Si tratta cioè di due situazioni distinte che non possono essere confuse e che vengono trattate da un punto di vista normativo in misura completamente diversa. Tale diversità, ricordano i giudici, è giustificata dal fatto che i contributi figurativi sono espressione della partecipazione finanziaria dello Stato al sistema di sicurezza sociale e, quindi, interventi che vanno ad incidere sull'intera collettività. Pertanto ogni situazione ha una propria disciplina speciale, che trova la propria fonte in specifiche disposizioni di legge e regolamentari che non può essere estesa in via analogica ad altre e diverse situazioni in nome di un "principio generale di sistema che "non trova ragion d'essere quando si tratti di sostituire all'apporto finanziario da parte delle categorie interessate quello dello Stato".

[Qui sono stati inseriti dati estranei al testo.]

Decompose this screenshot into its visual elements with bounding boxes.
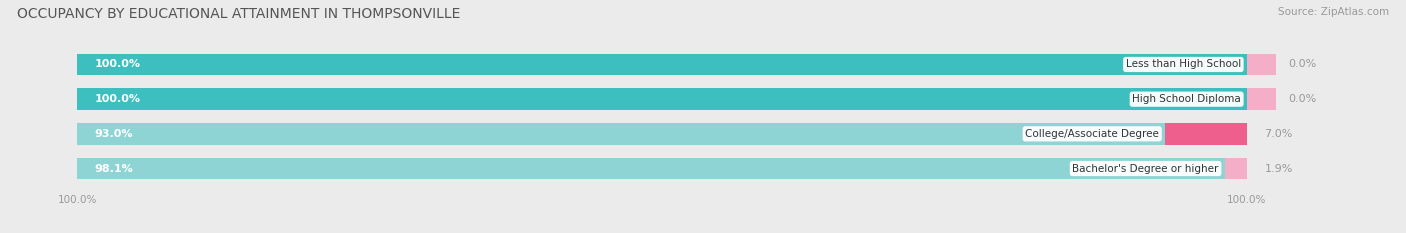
Text: 0.0%: 0.0% xyxy=(1288,94,1316,104)
Text: 93.0%: 93.0% xyxy=(94,129,134,139)
Bar xyxy=(1225,158,1247,179)
Text: High School Diploma: High School Diploma xyxy=(1132,94,1241,104)
Bar xyxy=(1247,88,1277,110)
Text: 7.0%: 7.0% xyxy=(1264,129,1292,139)
Text: College/Associate Degree: College/Associate Degree xyxy=(1025,129,1159,139)
Text: 0.0%: 0.0% xyxy=(1288,59,1316,69)
Text: 1.9%: 1.9% xyxy=(1264,164,1292,174)
Bar xyxy=(77,158,1225,179)
Text: OCCUPANCY BY EDUCATIONAL ATTAINMENT IN THOMPSONVILLE: OCCUPANCY BY EDUCATIONAL ATTAINMENT IN T… xyxy=(17,7,460,21)
Bar xyxy=(77,158,1247,179)
Bar xyxy=(77,54,1247,75)
Bar xyxy=(77,88,1247,110)
Text: Bachelor's Degree or higher: Bachelor's Degree or higher xyxy=(1073,164,1219,174)
Bar xyxy=(1166,123,1247,145)
Bar xyxy=(77,88,1247,110)
Text: Source: ZipAtlas.com: Source: ZipAtlas.com xyxy=(1278,7,1389,17)
Text: Less than High School: Less than High School xyxy=(1126,59,1241,69)
Bar xyxy=(1247,54,1277,75)
Text: 100.0%: 100.0% xyxy=(94,59,141,69)
Text: 100.0%: 100.0% xyxy=(94,94,141,104)
Text: 98.1%: 98.1% xyxy=(94,164,134,174)
Bar xyxy=(77,54,1247,75)
Bar xyxy=(77,123,1166,145)
Bar xyxy=(77,123,1247,145)
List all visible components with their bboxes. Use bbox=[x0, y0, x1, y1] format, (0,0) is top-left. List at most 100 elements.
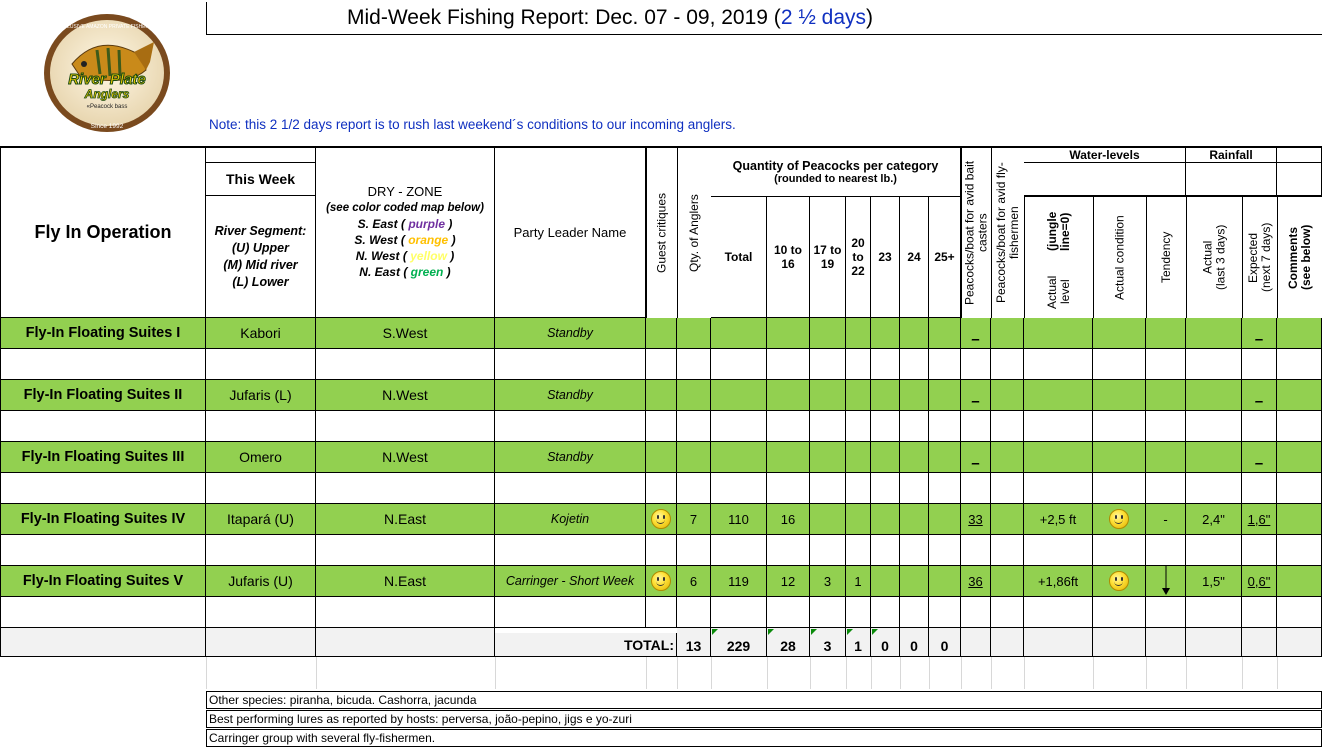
operation-name: Fly-In Floating Suites II bbox=[0, 380, 206, 411]
comments-header: Comments (see below) bbox=[1277, 196, 1322, 318]
blank-cell bbox=[871, 597, 900, 628]
river-segment: Jufaris (U) bbox=[206, 566, 316, 597]
blank-cell bbox=[871, 535, 900, 566]
rainfall-spacer bbox=[1186, 163, 1277, 196]
totals-category: 0 bbox=[900, 628, 929, 657]
blank-cell bbox=[810, 349, 846, 380]
svg-text:EXCLUSIVE AMAZON PRIVATE FISHE: EXCLUSIVE AMAZON PRIVATE FISHERIES bbox=[57, 24, 158, 30]
actual-condition bbox=[1093, 504, 1146, 535]
blank-cell bbox=[1186, 597, 1242, 628]
totals-blank bbox=[1093, 628, 1146, 657]
category-header: 10 to 16 bbox=[767, 197, 810, 318]
actual-level bbox=[1024, 318, 1093, 349]
blank-cell bbox=[846, 535, 871, 566]
smiley-icon bbox=[1109, 571, 1129, 591]
rainfall-header: Rainfall bbox=[1186, 147, 1277, 163]
bait-per-boat: _ bbox=[961, 318, 991, 349]
blank-cell bbox=[846, 597, 871, 628]
fly-per-boat bbox=[991, 380, 1024, 411]
blank-cell bbox=[316, 473, 495, 504]
blank-cell bbox=[1242, 597, 1277, 628]
category-count bbox=[929, 442, 961, 473]
comments bbox=[1277, 504, 1322, 535]
qty-anglers: 6 bbox=[677, 566, 711, 597]
footer-comment: Best performing lures as reported by hos… bbox=[206, 710, 1322, 728]
category-count bbox=[871, 442, 900, 473]
totals-blank bbox=[1277, 628, 1322, 657]
comments bbox=[1277, 380, 1322, 411]
fly-per-boat bbox=[991, 566, 1024, 597]
blank-cell bbox=[711, 597, 767, 628]
blank-cell bbox=[316, 411, 495, 442]
river-segment: Itapará (U) bbox=[206, 504, 316, 535]
category-count: 12 bbox=[767, 566, 810, 597]
tendency: - bbox=[1146, 504, 1186, 535]
bait-casters-header: Peacocks/boat for avid bait casters bbox=[961, 147, 991, 318]
actual-condition-header: Actual condition bbox=[1093, 196, 1146, 318]
fly-per-boat bbox=[991, 318, 1024, 349]
bait-per-boat: _ bbox=[961, 442, 991, 473]
blank-cell bbox=[810, 411, 846, 442]
blank-cell bbox=[810, 473, 846, 504]
operation-name: Fly-In Floating Suites IV bbox=[0, 504, 206, 535]
water-levels-spacer bbox=[1024, 163, 1186, 196]
blank-cell bbox=[1186, 411, 1242, 442]
qty-anglers: 7 bbox=[677, 504, 711, 535]
totals-blank bbox=[991, 628, 1024, 657]
blank-cell bbox=[206, 349, 316, 380]
blank-cell bbox=[929, 411, 961, 442]
blank-cell bbox=[711, 535, 767, 566]
blank-cell bbox=[206, 473, 316, 504]
dry-zone-title: DRY - ZONE bbox=[367, 184, 443, 199]
comments bbox=[1277, 318, 1322, 349]
category-count bbox=[846, 318, 871, 349]
dry-zone: N.West bbox=[316, 442, 495, 473]
blank-cell bbox=[0, 597, 206, 628]
category-count bbox=[871, 504, 900, 535]
category-count bbox=[900, 504, 929, 535]
river-segment-line: (L) Lower bbox=[232, 274, 289, 289]
blank-cell bbox=[900, 597, 929, 628]
category-count bbox=[900, 318, 929, 349]
rain-actual: 1,5" bbox=[1186, 566, 1242, 597]
blank-cell bbox=[1277, 535, 1322, 566]
blank-cell bbox=[495, 349, 646, 380]
blank-cell bbox=[677, 535, 711, 566]
actual-level bbox=[1024, 442, 1093, 473]
actual-level: +2,5 ft bbox=[1024, 504, 1093, 535]
blank-cell bbox=[900, 473, 929, 504]
category-count bbox=[846, 380, 871, 411]
blank-cell bbox=[1186, 473, 1242, 504]
zone-legend-item: N. East ( green ) bbox=[359, 265, 451, 279]
bait-per-boat: _ bbox=[961, 380, 991, 411]
svg-text:River Plate: River Plate bbox=[68, 71, 146, 88]
blank-cell bbox=[1277, 473, 1322, 504]
zone-legend-item: N. West ( yellow ) bbox=[355, 249, 455, 263]
blank-cell bbox=[646, 535, 677, 566]
blank-cell bbox=[206, 411, 316, 442]
totals-blank bbox=[206, 628, 316, 657]
rain-expected: _ bbox=[1242, 442, 1277, 473]
tendency bbox=[1146, 380, 1186, 411]
qty-anglers-header: Qty. of Anglers bbox=[677, 147, 711, 318]
blank-cell bbox=[961, 535, 991, 566]
river-segment-line: (U) Upper bbox=[232, 240, 289, 255]
blank-cell bbox=[846, 473, 871, 504]
smiley-icon bbox=[651, 571, 671, 591]
blank-cell bbox=[900, 411, 929, 442]
blank-cell bbox=[1093, 349, 1146, 380]
blank-cell bbox=[1146, 535, 1186, 566]
category-count bbox=[846, 504, 871, 535]
blank-cell bbox=[1242, 411, 1277, 442]
actual-condition bbox=[1093, 442, 1146, 473]
category-count bbox=[900, 442, 929, 473]
blank-cell bbox=[767, 349, 810, 380]
tendency bbox=[1146, 318, 1186, 349]
blank-cell bbox=[677, 473, 711, 504]
category-count bbox=[871, 566, 900, 597]
category-header: 23 bbox=[871, 197, 900, 318]
party-leader: Standby bbox=[495, 318, 646, 349]
blank-cell bbox=[929, 597, 961, 628]
blank-cell bbox=[0, 349, 206, 380]
tendency bbox=[1146, 566, 1186, 597]
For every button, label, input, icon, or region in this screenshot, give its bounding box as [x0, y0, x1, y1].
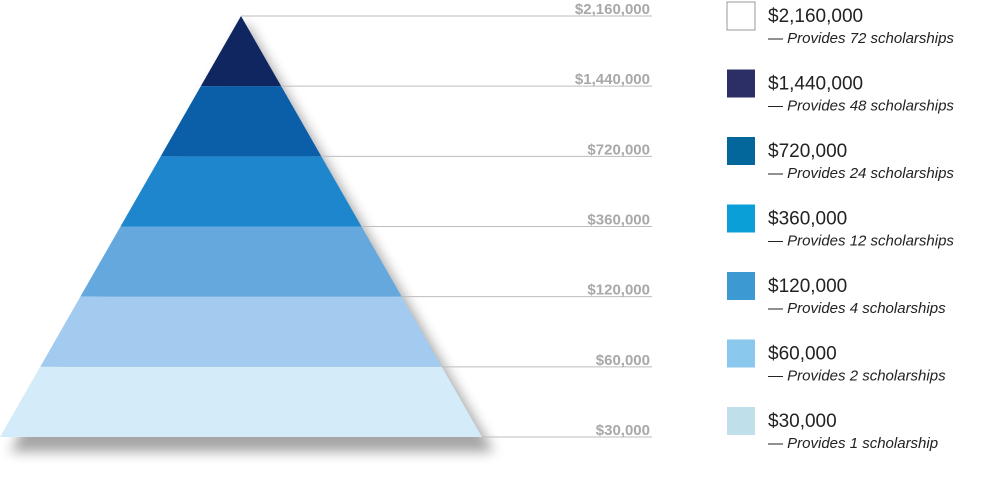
legend-description: — Provides 24 scholarships [767, 165, 954, 182]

Quando i periodi non sono utili
Fatto questa premessa generale i giudici di Piazza Cavour ricordano che l'art. 12 del decreto del Presidente della Repubblica, 26 aprile 1957, n. 818, prevede espressamente che i periodi di astensione obbligatoria verificatisi al di fuori di un rapporto di lavoro in atto non possono essere computati ai fini della tutela contro la disoccupazione. Ebbene, proseguono nella sentenza "il principio da trarre dal senso letterale delle riportate disposizioni, nel senso che i periodi corrispondenti a quelli per i quali sia prevista l'astensione obbligatoria dal lavoro in relazione all'evento maternità, ma che si collochino al di fuori del rapporto di lavoro, seppure riconosciuti come periodi contributivi attraverso la contribuzione figurativa (come previsto, nel tempo, dal d.lgs. n. 503 del 1992, art. 14, comma 3; poi, dal d.lgs. n. 564 del 1996, art. 2, comma 4; infine, dal d.lgs. n. 151 del 2001, art. 25, comma 2), non sono utili ai fini del riconoscimento del diritto all'indennità di disoccupazione, è in continuità con quanto già affermato da questa Corte, con la sentenza 29 agosto 2011, n. 17757, la cui premessa generale, sulla tassatività della contribuzione figurativa, si reputa opportuno ribadire".
In definitiva, secondo i giudici, il testo delle richiamate disposizioni normative non lascia adito a dubbi quanto al riconoscimento, come contribuzione utile, dei periodi corrispondenti a quelli di astensione obbligatoria per maternità verificatisi al di fuori del rapporto di lavoro, unicamente a fini pensionistici e agli effetti del diritto a pensione e non anche al fini del riconoscimento dell'indennità di disoccupazione.
Non rileva, infine, neanche che l'interruzione obbligatoria del rapporto di lavoro abbia avuto inizio due giorni prima della scadenza naturale del rapporto di lavoro a termine, perché ciò che assume rilievo, ai fini del raggiungimento del requisito di un anno di contribuzione occorrente per il diritto all'indennità di disoccupazione, è che il periodo di interruzione sia racchiuso in un rapporto di lavoro in atto, come richiesto dall'art. 56 r.d.l. n. 1827/1935, che evoca "i periodi di interruzione obbligatoria e facoltativa dal lavoro durante lo stato di gravidanza e puerperio".
La decisione è importante perchè destinata ad avere effetti anche sull'attuale Naspi, la nuova assicurazione sociale per l'impiego che dal 1° maggio 2015 ha sostituito l'Aspi che a sua volta dal 2013 aveva preso il posto della vecchia disoccupazione (DSO).